# Totally new to the sport.



## Kato (Apr 20, 2011)

If your horse is well conditioned for the distance and is sound you should not have a problem. If what you have works for you and your horse stick with it. If you do decide to get more comprtitive you can start looking at a saddle that weighs less. However if you 'want' to invest in EZ ride stirrups I think your feet, ankles, & knees would thank you. I use them on all but my Aussie saddle. My daughter even has them and loves them.


----------



## spookychick13 (Jan 1, 2011)

EZ ride stirrups...ORDERED. 
Thank you.


----------



## spookychick13 (Jan 1, 2011)

Any other suggestions for:

Comfy breeches?
I have ariat terrain boots, those will work, I'm guessing?
Seat covers? Worth it or not?
Is it ok to put professional choice boots on or will they just cause issue?

Shoes or ez boots or barefoot?


----------



## Kato (Apr 20, 2011)

Mine are Barefoot if it is rocky I would boot. For seat covers I would use Marino wool.i had one on my last saddle and loved it. I don't need one with my current saddle.
_Posted via Mobile Device_


----------



## Kato (Apr 20, 2011)

And I love my aria terrains
_Posted via Mobile Device_


----------



## spookychick13 (Jan 1, 2011)

Kato said:


> Mine are Barefoot if it is rocky I would boot. For seat covers I would use Marino wool.i had one on my last saddle and loved it. I don't need one with my current saddle.
> _Posted via Mobile Device_


What is your current saddle?

Did it make the seat 'slick'?

Thanks for all the help, btw.


----------



## phantomhorse13 (Feb 18, 2011)

spookychick13 said:


> Any other suggestions for:
> 
> Comfy breeches?
> I have ariat terrain boots, those will work, I'm guessing?
> ...



I ride in a variety of tights, with irideons and tropical riders being my favorites and what I have found to be most durable so far. I liked the feel and fit of Kerrits, but did not find them to hold up as well.

I ride in a pair of cheap sneakers (and used caged stirrups for safety). Biggest thing is finding what is comfortable for you. Some people like the ankle support, etc. One thing I make a point to do now for longer rides is buy the shoes a 1/2 to a full size bigger than normal.. cause by the end of a 100, your feet are NOT the size they started!! :shock: :lol:

Seat cover depends on your saddle and what you are used to. Personally, I love my sheepskin covers, but I have ridden in saddles without them and done ok too. One bad thing, a cover will soak up water like a sponge during the rain..

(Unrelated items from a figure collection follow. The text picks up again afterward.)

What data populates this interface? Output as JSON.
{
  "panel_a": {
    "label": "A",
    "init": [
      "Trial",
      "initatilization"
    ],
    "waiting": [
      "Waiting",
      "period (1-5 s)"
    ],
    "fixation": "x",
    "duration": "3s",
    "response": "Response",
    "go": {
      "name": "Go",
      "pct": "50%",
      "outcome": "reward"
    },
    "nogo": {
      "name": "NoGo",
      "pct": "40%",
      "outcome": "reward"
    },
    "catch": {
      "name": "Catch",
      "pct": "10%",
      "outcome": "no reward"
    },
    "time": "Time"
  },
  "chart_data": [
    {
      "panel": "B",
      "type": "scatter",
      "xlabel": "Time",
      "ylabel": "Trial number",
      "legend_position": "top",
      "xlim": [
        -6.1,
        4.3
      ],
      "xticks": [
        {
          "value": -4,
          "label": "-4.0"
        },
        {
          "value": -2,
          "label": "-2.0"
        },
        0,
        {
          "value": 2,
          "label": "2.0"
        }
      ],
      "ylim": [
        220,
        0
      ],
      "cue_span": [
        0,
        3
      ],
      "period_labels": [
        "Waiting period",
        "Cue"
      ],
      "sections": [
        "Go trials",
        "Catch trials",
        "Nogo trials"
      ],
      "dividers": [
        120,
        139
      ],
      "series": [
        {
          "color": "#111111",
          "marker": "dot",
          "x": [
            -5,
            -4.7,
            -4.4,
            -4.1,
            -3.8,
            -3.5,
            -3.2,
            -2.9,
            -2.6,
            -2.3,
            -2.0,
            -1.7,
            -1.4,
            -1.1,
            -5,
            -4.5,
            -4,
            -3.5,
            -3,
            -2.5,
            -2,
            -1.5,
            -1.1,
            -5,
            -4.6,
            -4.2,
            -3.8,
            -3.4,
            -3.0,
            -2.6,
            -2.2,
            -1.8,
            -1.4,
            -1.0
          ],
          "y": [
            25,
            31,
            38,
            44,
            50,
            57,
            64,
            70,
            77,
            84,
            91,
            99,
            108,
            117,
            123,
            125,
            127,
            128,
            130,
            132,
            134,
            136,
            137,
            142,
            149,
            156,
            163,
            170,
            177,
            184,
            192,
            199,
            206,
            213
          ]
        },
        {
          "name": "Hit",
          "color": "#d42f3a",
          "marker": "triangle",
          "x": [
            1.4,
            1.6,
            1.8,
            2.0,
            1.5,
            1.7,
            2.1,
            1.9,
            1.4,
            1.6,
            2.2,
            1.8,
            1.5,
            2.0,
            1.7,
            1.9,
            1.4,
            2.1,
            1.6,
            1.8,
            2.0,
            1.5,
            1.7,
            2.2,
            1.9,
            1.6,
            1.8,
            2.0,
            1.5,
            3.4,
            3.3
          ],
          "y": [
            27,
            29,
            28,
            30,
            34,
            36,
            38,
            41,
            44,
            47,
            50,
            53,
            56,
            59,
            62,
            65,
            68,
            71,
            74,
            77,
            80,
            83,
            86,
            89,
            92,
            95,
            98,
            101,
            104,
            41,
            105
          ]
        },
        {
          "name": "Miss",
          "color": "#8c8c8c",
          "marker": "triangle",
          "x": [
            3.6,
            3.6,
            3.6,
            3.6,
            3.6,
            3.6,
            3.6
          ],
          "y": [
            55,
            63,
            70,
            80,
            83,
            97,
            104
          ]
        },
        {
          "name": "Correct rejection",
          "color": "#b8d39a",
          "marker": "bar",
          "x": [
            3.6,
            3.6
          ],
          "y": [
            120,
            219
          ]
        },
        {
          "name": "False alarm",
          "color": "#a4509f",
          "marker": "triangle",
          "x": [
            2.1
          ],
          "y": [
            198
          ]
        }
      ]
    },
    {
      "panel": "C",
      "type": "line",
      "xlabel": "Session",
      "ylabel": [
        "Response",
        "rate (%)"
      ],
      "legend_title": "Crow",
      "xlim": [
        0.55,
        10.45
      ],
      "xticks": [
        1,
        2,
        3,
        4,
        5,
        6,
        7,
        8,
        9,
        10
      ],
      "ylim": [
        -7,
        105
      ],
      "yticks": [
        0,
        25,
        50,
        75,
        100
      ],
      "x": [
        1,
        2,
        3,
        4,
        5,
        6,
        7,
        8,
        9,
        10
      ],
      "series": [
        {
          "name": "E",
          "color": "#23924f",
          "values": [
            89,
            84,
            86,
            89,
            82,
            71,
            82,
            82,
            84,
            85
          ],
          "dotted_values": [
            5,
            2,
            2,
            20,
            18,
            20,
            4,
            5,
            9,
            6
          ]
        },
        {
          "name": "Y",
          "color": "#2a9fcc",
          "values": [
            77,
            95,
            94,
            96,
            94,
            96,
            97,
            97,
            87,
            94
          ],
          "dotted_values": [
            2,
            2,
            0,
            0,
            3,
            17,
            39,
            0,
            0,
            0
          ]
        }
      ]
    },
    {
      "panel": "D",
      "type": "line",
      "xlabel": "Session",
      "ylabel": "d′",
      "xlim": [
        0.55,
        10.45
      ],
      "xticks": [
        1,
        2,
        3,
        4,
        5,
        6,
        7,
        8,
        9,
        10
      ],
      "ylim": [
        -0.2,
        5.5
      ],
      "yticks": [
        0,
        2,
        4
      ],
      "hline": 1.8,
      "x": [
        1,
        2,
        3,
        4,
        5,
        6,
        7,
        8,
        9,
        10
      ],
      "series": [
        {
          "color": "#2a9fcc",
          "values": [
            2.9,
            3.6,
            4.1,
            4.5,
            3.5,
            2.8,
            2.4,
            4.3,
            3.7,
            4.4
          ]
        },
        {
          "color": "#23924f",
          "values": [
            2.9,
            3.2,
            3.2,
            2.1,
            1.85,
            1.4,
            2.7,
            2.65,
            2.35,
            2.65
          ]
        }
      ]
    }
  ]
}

If your horse doesn't have issues with interference normally, I would not use protective boots. I find them to be hot and collect crap along the trail.

Shoes vs boots vs barefoot all depends on your horse and the terrain you ride on. Personally, all our horses are shod as we do lots of miles over rocks and other harsh terrain and I find boots to be a hassle. But I know people who have success with boots or glue-ons. Find what works best for your horse and you.

Welcome!!


----------



## Kato (Apr 20, 2011)

I currently use a winter stock saddle. The aussie that has no horn and English leathers and irons. I used the seat saver when I rode in a western. It did get soggy in the rain but was super comfy otherwise.
_Posted via Mobile Device_


----------



## greentree (Feb 27, 2013)

PH13 said everything I was going to say.

I ride in a Bob Marshall treeless saddle, with a sheepskin cover. 

Tropical Riders are my favorite breeches, they come in a variety of fabric weights, but I do not like washing the deerskin seat ones, so I got clarino extended knee patch, and they are great!!

Nancy


----------



## copper (Mar 1, 2014)

watching this thread with interest.


----------